Configuring social transfers
July 27, 2009: The Hindu
Protecting the poor and the vulnerable is one of the main challenges for governments in developing countries in the wake of the global economic crisis. The United Nations’ latest progress report on the Millennium Development Goals has expressed concern that the gains made between 1990 and 2005 in reducing global poverty are dissipating after the economic crisis. While the number of people living on less than $1.25 a day decreased from 1.8 billion to 1.4 billion betwe en 1990 and 2005, in 2009 an estimated 55 million to 90 million more people will be living in extreme poverty compared to what was anticipated before the crisis. Urgent steps by governments are called for to protect the poor and prevent the vulnerable from sliding into poverty, which can have inter-generational consequences. However, the policy options available to developing countries in times of such crises, as the Stiglitz Commission points out, are limited by both resource constraints and the lack of “automatic stabilisers due to the embryonic nature of their fiscal and social protection systems.¶
The global economic backdrop strengthens the case for conditional cash transfers (CCTs), the core concepts of which originated in Latin America after the macroeconomic crisis of the 1990. The efficacy of CCTs — where cash is transferred to a poor household subject to its meeting some basic human capital requirements — is evident from their rapid spread across the world between 1997 and 2008. Some of India’s social transfer schemes, particularly those relating to maternal health and primary education, have close similarities with the CCTs.

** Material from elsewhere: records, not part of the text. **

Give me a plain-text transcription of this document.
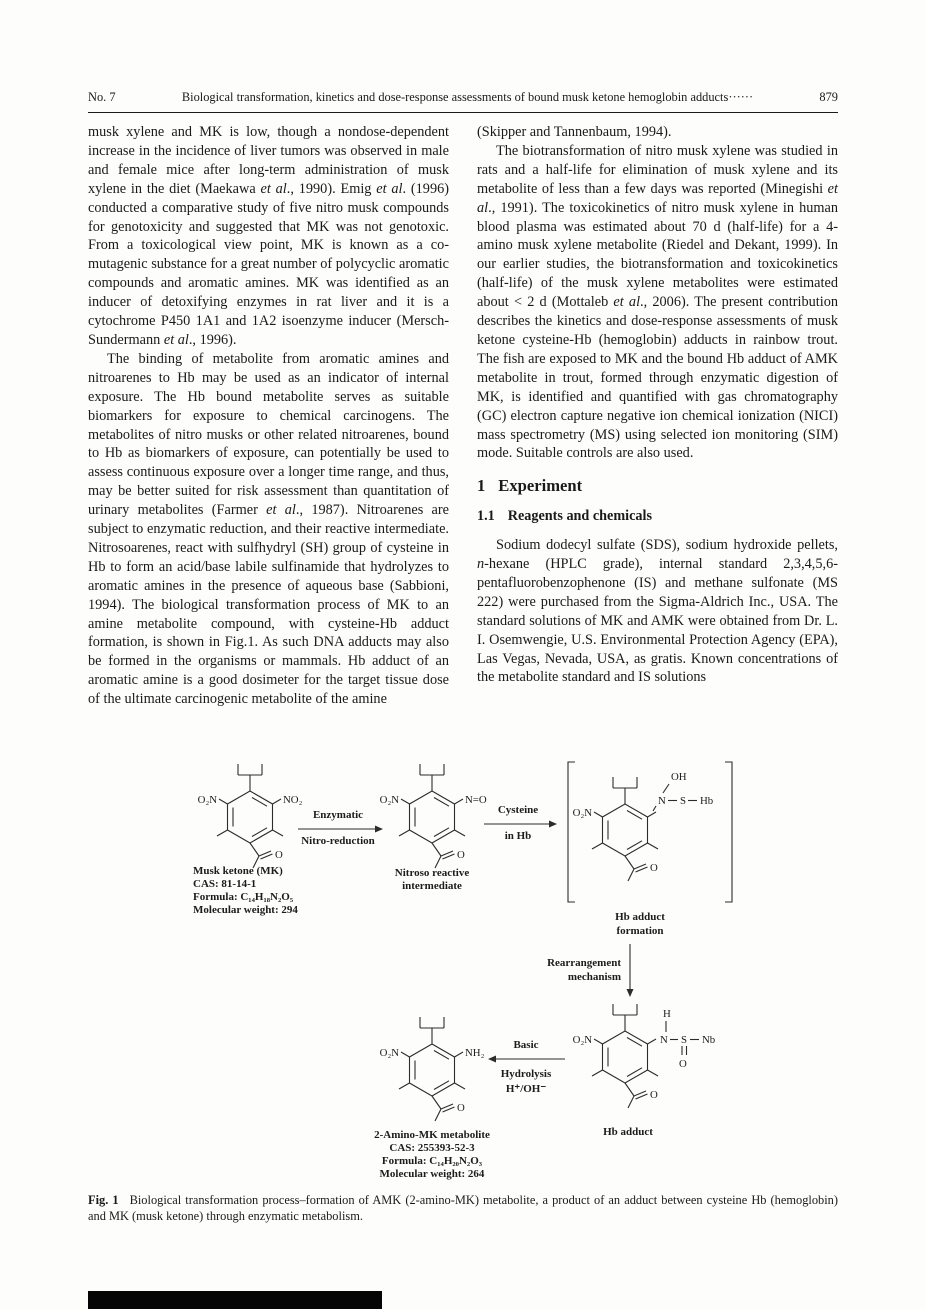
No. 7	Biological transformation, kinetics and dose-response assessments of bound musk ketone hemoglobin adducts······	879

musk xylene and MK is low, though a nondose-dependent increase in the incidence of liver tumors was observed in male and female mice after long-term administration of musk xylene in the diet (Maekawa et al., 1990). Emig et al. (1996) conducted a comparative study of five nitro musk compounds for genotoxicity and suggested that MK was not genotoxic. From a toxicological view point, MK is known as a co-mutagenic substance for a great number of polycyclic aromatic compounds and aromatic amines. MK was identified as an inducer of detoxifying enzymes in rat liver and it is a cytochrome P450 1A1 and 1A2 isoenzyme inducer (Mersch-Sundermann et al., 1996).

The binding of metabolite from aromatic amines and nitroarenes to Hb may be used as an indicator of internal exposure. The Hb bound metabolite serves as suitable biomarkers for exposure to chemical carcinogens. The metabolites of nitro musks or other related nitroarenes, bound to Hb as biomarkers of exposure, can potentially be used to assess continuous exposure over a longer time range, and thus, may be better suited for risk assessment than quantitation of urinary metabolites (Farmer et al., 1987). Nitroarenes are subject to enzymatic reduction, and their reactive intermediate. Nitrosoarenes, react with sulfhydryl (SH) group of cysteine in Hb to form an acid/base labile sulfinamide that hydrolyzes to aromatic amines in the presence of aqueous base (Sabbioni, 1994). The biological transformation process of MK to an amine metabolite compound, with cysteine-Hb adduct formation, is shown in Fig.1. As such DNA adducts may also be formed in the organisms or mammals. Hb adduct of an aromatic amine is a good dosimeter for the target tissue dose of the ultimate carcinogenic metabolite of the amine

(Skipper and Tannenbaum, 1994).

The biotransformation of nitro musk xylene was studied in rats and a half-life for elimination of musk xylene and its metabolite of less than a few days was reported (Minegishi et al., 1991). The toxicokinetics of nitro musk xylene in human blood plasma was estimated about 70 d (half-life) for a 4-amino musk xylene metabolite (Riedel and Dekant, 1999). In our earlier studies, the biotransformation and toxicokinetics (half-life) of the musk xylene metabolites were estimated about < 2 d (Mottaleb et al., 2006). The present contribution describes the kinetics and dose-response assessments of musk ketone cysteine-Hb (hemoglobin) adducts in rainbow trout. The fish are exposed to MK and the bound Hb adduct of AMK metabolite in trout, formed through enzymatic digestion of MK, is identified and quantified with gas chromatography (GC) electron capture negative ion chemical ionization (NICI) mass spectrometry (MS) using selected ion monitoring (SIM) mode. Suitable controls are also used.

1 Experiment
1.1 Reagents and chemicals

Sodium dodecyl sulfate (SDS), sodium hydroxide pellets, n-hexane (HPLC grade), internal standard 2,3,4,5,6-pentafluorobenzophenone (IS) and methane sulfonate (MS 222) were purchased from the Sigma-Aldrich Inc., USA. The standard solutions of MK and AMK were obtained from Dr. L. I. Osemwengie, U.S. Environmental Protection Agency (EPA), Las Vegas, Nevada, USA, as gratis. Known concentrations of the metabolite standard and IS solutions

O₂N	NO₂
O
Musk ketone (MK)
CAS: 81-14-1
Formula: C₁₄H₁₈N₂O₅
Molecular weight: 294
Enzymatic
Nitro-reduction
O₂N	N=O
O
Nitroso reactive
intermediate
Cysteine
in Hb
O₂N
O
N
OH
S Hb
Hb adduct
formation
Rearrangement
mechanism
O₂N
O
H
N S
O
Nb
Hb adduct
Basic
Hydrolysis
H⁺/OH⁻
O₂N	NH₂
O
2-Amino-MK metabolite
CAS: 255393-52-3
Formula: C₁₄H₂₀N₂O₃
Molecular weight: 264

Fig. 1 Biological transformation process–formation of AMK (2-amino-MK) metabolite, a product of an adduct between cysteine Hb (hemoglobin) and MK (musk ketone) through enzymatic metabolism.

For instance, a study by RAND Corporation on the working of Apni Beti Apna Dhan scheme in Haryana — where, since 1994, poor parents of a girl child are offered an immediate cash grant and a long-term savings bond redeemable on the daughter’s 18th birthday provided she is unmarried, with additional bonuses for education — has found that parents increased their investment in daughters’ human capital and made greater post-natal health investment in girls. Although the CCTs offer much scope for meaningful interventions, they cannot be successful unless supply-side constraints such as infrastructure are addressed. Given the evidence in support of direct cash transfer schemes such as the National Rural Employment Guarantee Scheme, well-designed CCTs that change household behaviour in favour of education and health care can be a useful component of India’s social transfer policies.